2023年05月09日 | 人物 作家、歌人、画家他

     

  歌ごゝろ
 かういふことがあつた。
 或歌自慢の人が、眞間にたづねて來て、私に歌をな見てくれといつた。私はまあ散歩でもしてみようと、一緒に外につれ出したものだ。その人は途々何かしらしやべくつてゐたやうたが、私は夕方の空や、田圃の景色にばかり眺め入つてゐたのである。
 まだ赤い夕燒が西の空には殘つてゐた。眞間の小川の土手の上を歩いてゐると、ふとその人がしやがんで小石を拾つた。何をするのかと見ると、何といふ可憐な繪模樣だつたらう、私は思はず立ちどまつてしまつた。

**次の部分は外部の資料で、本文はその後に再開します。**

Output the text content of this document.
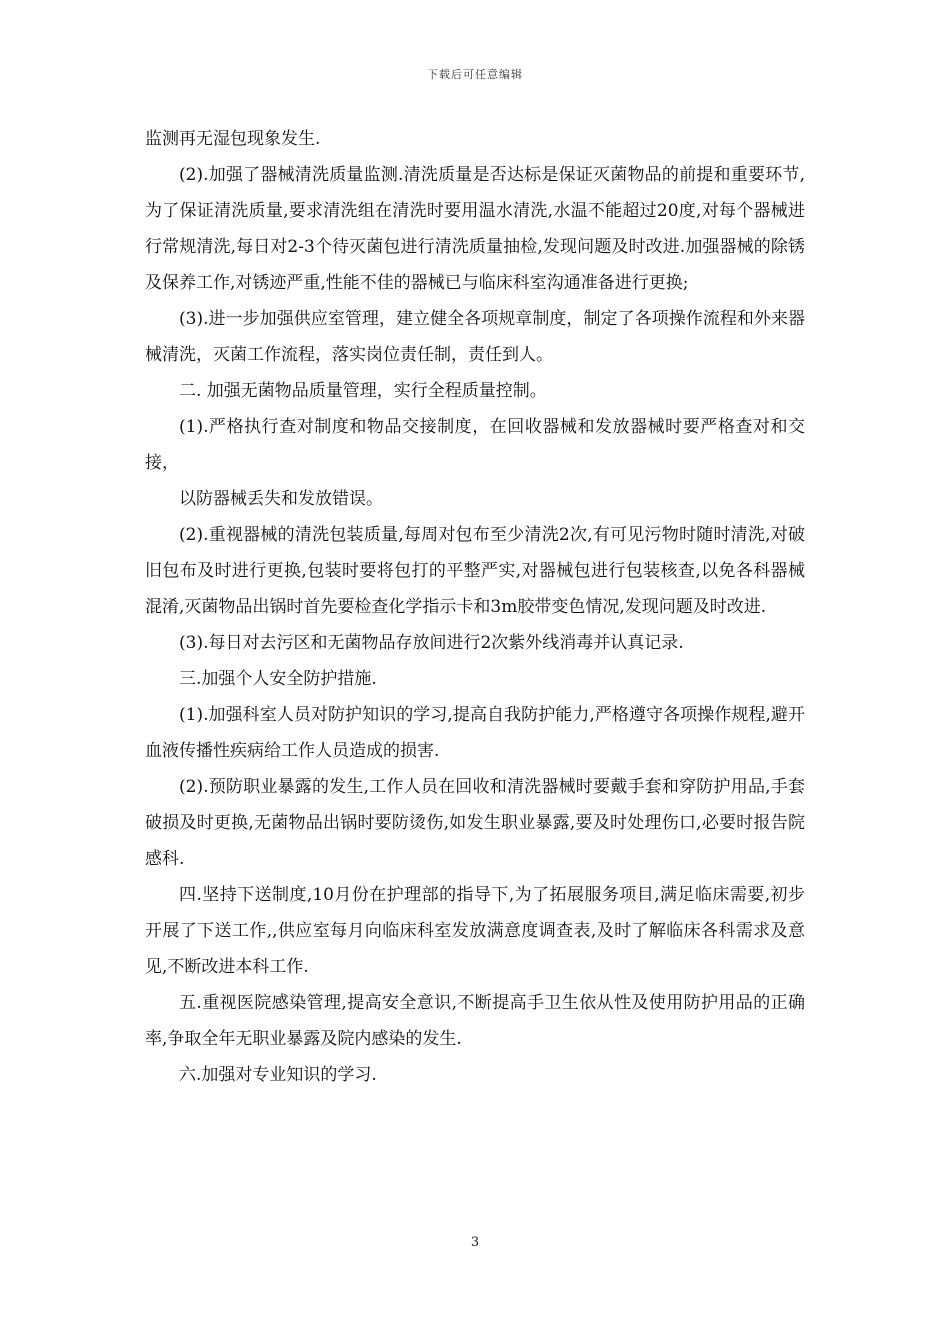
下载后可任意编辑

监测再无湿包现象发生.

(2).加强了器械清洗质量监测.清洗质量是否达标是保证灭菌物品的前提和重要环节,为了保证清洗质量,要求清洗组在清洗时要用温水清洗,水温不能超过20度,对每个器械进行常规清洗,每日对2-3个待灭菌包进行清洗质量抽检,发现问题及时改进.加强器械的除锈及保养工作,对锈迹严重,性能不佳的器械已与临床科室沟通准备进行更换;

(3).进一步加强供应室管理，建立健全各项规章制度，制定了各项操作流程和外来器械清洗，灭菌工作流程，落实岗位责任制，责任到人。

二. 加强无菌物品质量管理，实行全程质量控制。

(1).严格执行查对制度和物品交接制度，在回收器械和发放器械时要严格查对和交接，

以防器械丢失和发放错误。

(2).重视器械的清洗包装质量,每周对包布至少清洗2次,有可见污物时随时清洗,对破旧包布及时进行更换,包装时要将包打的平整严实,对器械包进行包装核查,以免各科器械混淆,灭菌物品出锅时首先要检查化学指示卡和3m胶带变色情况,发现问题及时改进.

(3).每日对去污区和无菌物品存放间进行2次紫外线消毒并认真记录.

三.加强个人安全防护措施.

(1).加强科室人员对防护知识的学习,提高自我防护能力,严格遵守各项操作规程,避开血液传播性疾病给工作人员造成的损害.

(2).预防职业暴露的发生,工作人员在回收和清洗器械时要戴手套和穿防护用品,手套破损及时更换,无菌物品出锅时要防烫伤,如发生职业暴露,要及时处理伤口,必要时报告院感科.

四.坚持下送制度,10月份在护理部的指导下,为了拓展服务项目,满足临床需要,初步开展了下送工作,,供应室每月向临床科室发放满意度调查表,及时了解临床各科需求及意见,不断改进本科工作.

五.重视医院感染管理,提高安全意识,不断提高手卫生依从性及使用防护用品的正确率,争取全年无职业暴露及院内感染的发生.

六.加强对专业知识的学习.

3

 そこには鮮かなの葉の河楊が水の面に揺れてゐた。その撓んで揺れ動いてゐる一つの枝には、まだ小さな燕の子が一羽とまつてゐた。また一羽來た。枝はいよいよ搖れる。枝の先は水へついて、波を立ててゐる。燕の子たちは、紅い頬を揃へて、さもさも恐しさうに啼きたてる。また一羽とまると、枝はいよいよ揺れだした。ともすると、すべり落ちさうになるので、今は必死になつてすがりついてゐる。その艶々した黑い裂羽、いたいけな啼聲。それだけでもかはいのに、また一羽羽ばたいて、つい近くまでやつて來るが、枝の上の燕の子はそれを見て、あわてて、いけないいけないと啼く。これ以上とまつては、枝がすつかり水につかつてしまふのである。空の一羽はとまるにはとまられず、寂しさうに啼きながら翔つては近寄り、近寄つてはまた翔りだす。
 その燕に向つて小石を投げたのである。
 私ははつとしたが、それでも默つてゐた。寂しい氣持でほゝゑみながら、私はまた何氣なく歩みを續けた。さうして或所までその人を送つて行つてから、「さやうなら、またお出でなさい。」と別れの握手をした。それで歌はとうとう見ずじまひである。見なくとも、もうどれだけの歌かわかつてしまつたのである。無論どれだけの歌を作る人かもわかつゐる。
 なぜか。
 それは、その一事で、その人の人柄がまだ出來てゐないといふことが、はつきりと私にはわかつてしまつたからである。心が出來なければ歌は出來ない。   (洗心雜話)
   
 〔蔵書目録注〕
  
 上の写真と文は、昭和十三年十二月十日発行の雑誌『北京近代科学図書館館刊』 第五号 開館二周年記念号 の 対譯之頁 に掲載されたものである。(この雑誌は、表紙は第四号まで「館刊」、第五号から「館栞」となっている。)
 『洗心雜話』は、大正十年七月にアルスより発行された書籍で、大正六年十一月から七年十月に短歌雑誌「珊瑚礁」に書いたものを集めたものであるという。
 なお、上の文の「歌ごゝろ」という標題は、『洗心雜話』では見当たらず、また、漢字を平假名にしたり、片假名を平假名にしたりと、一部の表記方法も変えている。